🤖 AI Summary
This work addresses the challenge of fragmented and frequently paused speech output in simultaneous speech-to-speech translation, which arises from stringent low-latency constraints and compromises fluency while increasing listeners’ cognitive load. The authors propose a fluency-aware optimization framework that, for the first time, leverages internal model signals—such as linguistic diversity and prosodic duration variation—to dynamically adjust speech output pacing without sacrificing latency. By adaptively modulating the rhythm of generated speech, the method effectively reduces inter-segment silences and enhances overall coherence. Evaluated on both short- and long-form benchmarks, the approach consistently yields more natural-sounding speech streams while maintaining competitive translation quality and latency performance.
📝 Abstract
Simultaneous speech-to-speech translation aims to enable near-real-time communication by minimizing latency, offering a compelling, real-time alternative to the high latency of consecutive translation.
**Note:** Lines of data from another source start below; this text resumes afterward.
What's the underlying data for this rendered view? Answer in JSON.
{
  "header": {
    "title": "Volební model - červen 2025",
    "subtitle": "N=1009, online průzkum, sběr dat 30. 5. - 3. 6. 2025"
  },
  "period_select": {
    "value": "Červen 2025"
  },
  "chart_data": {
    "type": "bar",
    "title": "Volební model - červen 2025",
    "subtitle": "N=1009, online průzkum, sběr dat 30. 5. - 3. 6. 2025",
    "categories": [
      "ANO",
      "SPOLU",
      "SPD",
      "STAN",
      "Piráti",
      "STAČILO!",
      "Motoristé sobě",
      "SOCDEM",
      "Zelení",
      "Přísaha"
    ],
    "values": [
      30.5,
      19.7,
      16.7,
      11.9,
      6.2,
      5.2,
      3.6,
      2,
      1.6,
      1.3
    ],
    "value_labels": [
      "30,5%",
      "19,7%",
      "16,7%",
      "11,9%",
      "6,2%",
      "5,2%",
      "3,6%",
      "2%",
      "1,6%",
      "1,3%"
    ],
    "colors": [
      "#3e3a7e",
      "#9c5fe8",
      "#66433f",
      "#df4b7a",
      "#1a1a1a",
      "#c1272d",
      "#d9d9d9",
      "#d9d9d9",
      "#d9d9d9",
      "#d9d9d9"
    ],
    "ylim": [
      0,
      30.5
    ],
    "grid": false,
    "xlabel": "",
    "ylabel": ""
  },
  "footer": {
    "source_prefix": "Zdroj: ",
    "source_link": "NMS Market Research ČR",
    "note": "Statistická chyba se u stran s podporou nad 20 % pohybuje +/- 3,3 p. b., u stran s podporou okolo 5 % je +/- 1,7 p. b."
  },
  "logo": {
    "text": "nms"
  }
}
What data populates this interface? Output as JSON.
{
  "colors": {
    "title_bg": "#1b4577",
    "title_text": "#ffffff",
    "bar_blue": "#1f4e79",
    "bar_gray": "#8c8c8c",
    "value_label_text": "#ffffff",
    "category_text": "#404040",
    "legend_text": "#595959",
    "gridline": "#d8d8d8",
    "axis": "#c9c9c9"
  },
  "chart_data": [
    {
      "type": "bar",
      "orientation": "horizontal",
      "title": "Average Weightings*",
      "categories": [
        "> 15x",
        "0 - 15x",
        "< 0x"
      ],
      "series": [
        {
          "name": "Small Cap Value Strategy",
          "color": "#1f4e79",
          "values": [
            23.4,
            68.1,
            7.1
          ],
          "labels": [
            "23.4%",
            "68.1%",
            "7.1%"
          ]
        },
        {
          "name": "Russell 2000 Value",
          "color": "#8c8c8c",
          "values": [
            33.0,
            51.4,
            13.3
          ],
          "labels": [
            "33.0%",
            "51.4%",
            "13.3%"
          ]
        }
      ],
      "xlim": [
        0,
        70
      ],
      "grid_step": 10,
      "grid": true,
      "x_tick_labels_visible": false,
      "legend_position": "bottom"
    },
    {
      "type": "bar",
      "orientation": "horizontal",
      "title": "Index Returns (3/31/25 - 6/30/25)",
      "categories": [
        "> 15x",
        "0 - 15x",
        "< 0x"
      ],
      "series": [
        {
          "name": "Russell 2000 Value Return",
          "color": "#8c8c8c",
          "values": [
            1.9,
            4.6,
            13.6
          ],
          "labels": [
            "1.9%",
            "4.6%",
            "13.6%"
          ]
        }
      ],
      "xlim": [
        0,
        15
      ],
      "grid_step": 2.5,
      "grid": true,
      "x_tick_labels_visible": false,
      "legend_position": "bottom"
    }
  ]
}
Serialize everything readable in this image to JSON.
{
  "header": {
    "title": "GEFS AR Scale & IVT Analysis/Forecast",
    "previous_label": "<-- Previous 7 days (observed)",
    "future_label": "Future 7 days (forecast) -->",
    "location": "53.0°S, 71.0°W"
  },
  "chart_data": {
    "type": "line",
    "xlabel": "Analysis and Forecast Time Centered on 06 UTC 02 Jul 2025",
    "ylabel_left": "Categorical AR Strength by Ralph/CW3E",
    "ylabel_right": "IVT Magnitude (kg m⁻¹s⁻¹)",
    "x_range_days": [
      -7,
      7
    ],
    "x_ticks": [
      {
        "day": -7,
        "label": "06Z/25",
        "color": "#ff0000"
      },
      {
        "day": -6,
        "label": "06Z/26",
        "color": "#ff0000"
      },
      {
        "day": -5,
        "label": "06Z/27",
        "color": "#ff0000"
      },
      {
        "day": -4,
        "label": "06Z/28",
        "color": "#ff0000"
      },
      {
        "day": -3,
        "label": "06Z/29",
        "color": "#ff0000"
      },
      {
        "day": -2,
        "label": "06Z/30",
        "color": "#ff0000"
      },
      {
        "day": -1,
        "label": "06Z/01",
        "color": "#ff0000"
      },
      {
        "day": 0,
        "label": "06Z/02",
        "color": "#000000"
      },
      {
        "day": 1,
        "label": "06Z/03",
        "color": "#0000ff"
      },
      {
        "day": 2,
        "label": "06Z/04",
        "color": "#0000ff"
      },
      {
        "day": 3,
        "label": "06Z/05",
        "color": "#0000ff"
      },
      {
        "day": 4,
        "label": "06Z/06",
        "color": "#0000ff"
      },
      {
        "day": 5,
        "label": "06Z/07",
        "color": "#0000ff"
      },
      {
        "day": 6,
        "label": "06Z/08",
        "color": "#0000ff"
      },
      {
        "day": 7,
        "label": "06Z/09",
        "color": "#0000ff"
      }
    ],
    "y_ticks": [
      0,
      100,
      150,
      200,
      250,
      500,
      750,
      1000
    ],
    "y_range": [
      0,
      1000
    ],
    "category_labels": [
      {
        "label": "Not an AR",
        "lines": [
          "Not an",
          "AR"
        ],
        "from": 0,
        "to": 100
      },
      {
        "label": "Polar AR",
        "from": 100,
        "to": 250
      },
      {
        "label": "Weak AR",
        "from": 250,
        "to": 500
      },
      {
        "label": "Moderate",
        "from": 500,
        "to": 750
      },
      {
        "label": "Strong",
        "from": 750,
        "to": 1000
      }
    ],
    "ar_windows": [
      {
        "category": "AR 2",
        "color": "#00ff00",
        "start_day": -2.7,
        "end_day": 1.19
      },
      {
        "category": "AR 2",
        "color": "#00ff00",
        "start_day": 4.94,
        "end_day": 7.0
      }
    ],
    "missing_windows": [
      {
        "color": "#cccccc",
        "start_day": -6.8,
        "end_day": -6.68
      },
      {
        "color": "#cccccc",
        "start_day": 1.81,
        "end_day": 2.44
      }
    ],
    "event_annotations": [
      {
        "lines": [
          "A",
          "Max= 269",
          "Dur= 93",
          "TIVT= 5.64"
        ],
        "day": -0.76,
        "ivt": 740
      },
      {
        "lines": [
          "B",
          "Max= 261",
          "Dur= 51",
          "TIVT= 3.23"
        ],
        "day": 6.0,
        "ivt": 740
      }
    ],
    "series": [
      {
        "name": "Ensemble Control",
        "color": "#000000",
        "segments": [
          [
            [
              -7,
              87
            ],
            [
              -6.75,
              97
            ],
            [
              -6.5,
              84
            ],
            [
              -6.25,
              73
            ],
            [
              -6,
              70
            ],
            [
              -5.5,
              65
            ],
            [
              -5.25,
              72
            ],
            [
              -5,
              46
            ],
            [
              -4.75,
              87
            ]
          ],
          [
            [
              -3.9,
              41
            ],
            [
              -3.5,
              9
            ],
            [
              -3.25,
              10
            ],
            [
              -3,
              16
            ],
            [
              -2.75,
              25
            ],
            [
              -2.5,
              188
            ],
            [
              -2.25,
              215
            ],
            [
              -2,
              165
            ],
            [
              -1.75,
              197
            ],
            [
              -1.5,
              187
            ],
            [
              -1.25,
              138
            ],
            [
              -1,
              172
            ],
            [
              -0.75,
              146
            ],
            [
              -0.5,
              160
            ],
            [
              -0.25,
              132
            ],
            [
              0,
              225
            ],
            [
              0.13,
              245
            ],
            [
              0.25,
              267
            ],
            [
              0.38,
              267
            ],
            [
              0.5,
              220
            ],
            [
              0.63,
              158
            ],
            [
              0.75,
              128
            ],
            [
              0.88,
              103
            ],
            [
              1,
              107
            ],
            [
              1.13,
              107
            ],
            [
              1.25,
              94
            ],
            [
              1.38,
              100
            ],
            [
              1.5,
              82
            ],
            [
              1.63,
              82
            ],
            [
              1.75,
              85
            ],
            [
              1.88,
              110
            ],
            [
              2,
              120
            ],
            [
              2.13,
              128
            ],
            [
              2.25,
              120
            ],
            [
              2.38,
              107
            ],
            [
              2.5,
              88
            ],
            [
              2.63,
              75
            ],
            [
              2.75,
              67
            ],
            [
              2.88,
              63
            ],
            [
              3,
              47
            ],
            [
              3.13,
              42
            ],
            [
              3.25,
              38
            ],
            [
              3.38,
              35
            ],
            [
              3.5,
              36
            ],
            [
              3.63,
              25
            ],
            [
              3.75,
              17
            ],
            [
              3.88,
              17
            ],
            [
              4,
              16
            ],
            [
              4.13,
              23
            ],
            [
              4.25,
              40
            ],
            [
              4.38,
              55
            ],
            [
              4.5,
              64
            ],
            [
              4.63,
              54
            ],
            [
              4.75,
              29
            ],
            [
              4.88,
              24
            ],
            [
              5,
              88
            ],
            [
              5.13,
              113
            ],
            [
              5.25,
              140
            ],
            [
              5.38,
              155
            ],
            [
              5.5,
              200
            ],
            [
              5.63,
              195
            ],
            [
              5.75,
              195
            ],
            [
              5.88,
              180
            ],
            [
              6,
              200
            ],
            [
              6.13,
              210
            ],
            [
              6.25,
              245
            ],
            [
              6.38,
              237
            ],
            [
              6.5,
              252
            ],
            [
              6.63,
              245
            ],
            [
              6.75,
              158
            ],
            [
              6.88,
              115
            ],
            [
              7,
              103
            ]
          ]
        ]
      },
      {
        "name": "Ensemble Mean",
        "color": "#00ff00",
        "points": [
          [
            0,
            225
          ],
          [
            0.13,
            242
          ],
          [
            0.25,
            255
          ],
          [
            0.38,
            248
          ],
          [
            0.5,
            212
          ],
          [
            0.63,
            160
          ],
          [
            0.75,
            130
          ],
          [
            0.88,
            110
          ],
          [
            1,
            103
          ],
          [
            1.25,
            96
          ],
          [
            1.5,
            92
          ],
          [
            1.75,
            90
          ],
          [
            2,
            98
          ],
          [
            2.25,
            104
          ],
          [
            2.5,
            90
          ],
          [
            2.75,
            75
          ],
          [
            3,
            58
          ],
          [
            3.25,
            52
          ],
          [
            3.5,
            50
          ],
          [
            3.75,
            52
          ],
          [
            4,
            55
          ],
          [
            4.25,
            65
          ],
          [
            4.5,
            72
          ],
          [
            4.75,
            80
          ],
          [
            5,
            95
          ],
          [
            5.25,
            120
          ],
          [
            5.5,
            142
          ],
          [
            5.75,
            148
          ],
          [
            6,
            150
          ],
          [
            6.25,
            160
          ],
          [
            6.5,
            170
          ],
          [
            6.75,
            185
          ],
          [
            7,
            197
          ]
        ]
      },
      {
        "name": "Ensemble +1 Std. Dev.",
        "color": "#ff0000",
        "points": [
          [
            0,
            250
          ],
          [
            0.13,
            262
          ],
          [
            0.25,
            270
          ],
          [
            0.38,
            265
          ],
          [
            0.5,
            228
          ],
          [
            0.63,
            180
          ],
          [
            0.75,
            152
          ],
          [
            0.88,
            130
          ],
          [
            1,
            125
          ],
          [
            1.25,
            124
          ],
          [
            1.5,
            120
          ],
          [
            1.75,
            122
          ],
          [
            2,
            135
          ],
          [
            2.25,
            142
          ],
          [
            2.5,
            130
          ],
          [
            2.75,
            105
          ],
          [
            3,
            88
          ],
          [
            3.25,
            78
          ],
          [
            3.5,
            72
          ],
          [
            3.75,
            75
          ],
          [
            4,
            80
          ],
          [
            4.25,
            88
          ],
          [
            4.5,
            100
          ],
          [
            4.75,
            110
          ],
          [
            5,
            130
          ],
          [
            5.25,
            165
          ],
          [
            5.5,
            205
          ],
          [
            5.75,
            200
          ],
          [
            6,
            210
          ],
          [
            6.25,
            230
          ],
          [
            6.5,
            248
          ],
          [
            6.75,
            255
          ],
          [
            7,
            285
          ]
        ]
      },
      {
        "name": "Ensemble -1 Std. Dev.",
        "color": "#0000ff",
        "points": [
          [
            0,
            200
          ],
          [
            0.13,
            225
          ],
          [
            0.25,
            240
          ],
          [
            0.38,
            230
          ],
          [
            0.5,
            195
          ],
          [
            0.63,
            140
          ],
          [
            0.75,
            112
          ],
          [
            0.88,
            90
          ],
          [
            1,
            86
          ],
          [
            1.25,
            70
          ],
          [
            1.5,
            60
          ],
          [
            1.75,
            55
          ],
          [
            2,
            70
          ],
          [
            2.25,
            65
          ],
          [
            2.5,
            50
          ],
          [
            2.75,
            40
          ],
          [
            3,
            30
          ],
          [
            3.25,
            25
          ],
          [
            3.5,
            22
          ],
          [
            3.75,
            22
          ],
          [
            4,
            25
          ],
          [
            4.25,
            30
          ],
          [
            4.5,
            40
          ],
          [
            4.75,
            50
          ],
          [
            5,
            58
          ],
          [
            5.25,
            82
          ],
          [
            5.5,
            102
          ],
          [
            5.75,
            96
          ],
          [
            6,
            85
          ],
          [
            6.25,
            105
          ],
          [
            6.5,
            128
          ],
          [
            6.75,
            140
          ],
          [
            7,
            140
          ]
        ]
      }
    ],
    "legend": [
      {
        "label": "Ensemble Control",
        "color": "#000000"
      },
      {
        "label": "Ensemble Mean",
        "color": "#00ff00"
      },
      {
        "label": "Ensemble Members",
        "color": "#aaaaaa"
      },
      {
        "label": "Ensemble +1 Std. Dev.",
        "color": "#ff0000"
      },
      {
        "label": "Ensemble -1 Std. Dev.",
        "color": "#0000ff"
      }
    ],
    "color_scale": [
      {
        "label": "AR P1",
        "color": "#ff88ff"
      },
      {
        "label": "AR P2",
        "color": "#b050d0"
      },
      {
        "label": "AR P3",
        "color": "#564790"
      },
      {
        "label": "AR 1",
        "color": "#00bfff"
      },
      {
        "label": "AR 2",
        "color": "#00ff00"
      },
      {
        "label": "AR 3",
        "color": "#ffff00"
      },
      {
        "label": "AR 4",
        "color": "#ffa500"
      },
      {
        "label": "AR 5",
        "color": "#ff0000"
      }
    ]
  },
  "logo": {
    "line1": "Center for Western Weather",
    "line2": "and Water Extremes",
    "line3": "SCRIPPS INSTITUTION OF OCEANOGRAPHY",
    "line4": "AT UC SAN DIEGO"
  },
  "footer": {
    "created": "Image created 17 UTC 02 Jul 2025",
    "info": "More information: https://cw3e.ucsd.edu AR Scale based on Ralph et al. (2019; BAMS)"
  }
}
However, the excessive pursuit of low latency often results in fragmented chunk-wise speech. Consequently, listeners are subjected to an unnatural acoustic flow punctuated by frequent pauses, which could increase their cognitive load. To bridge this gap, we introduce a fluency-aware optimization framework designed to discover the sweet spot between the low-latency benefits of simultaneous translation and the natural flow of consecutive translation. Our framework minimizes inter-chunk silences by leveraging model-internal signals, including linguistic diversity and induced temporal variability in speech durations. Experiments on short- and long-form benchmarks show that our framework produces natural speech flow while maintaining competitive latency and translation quality.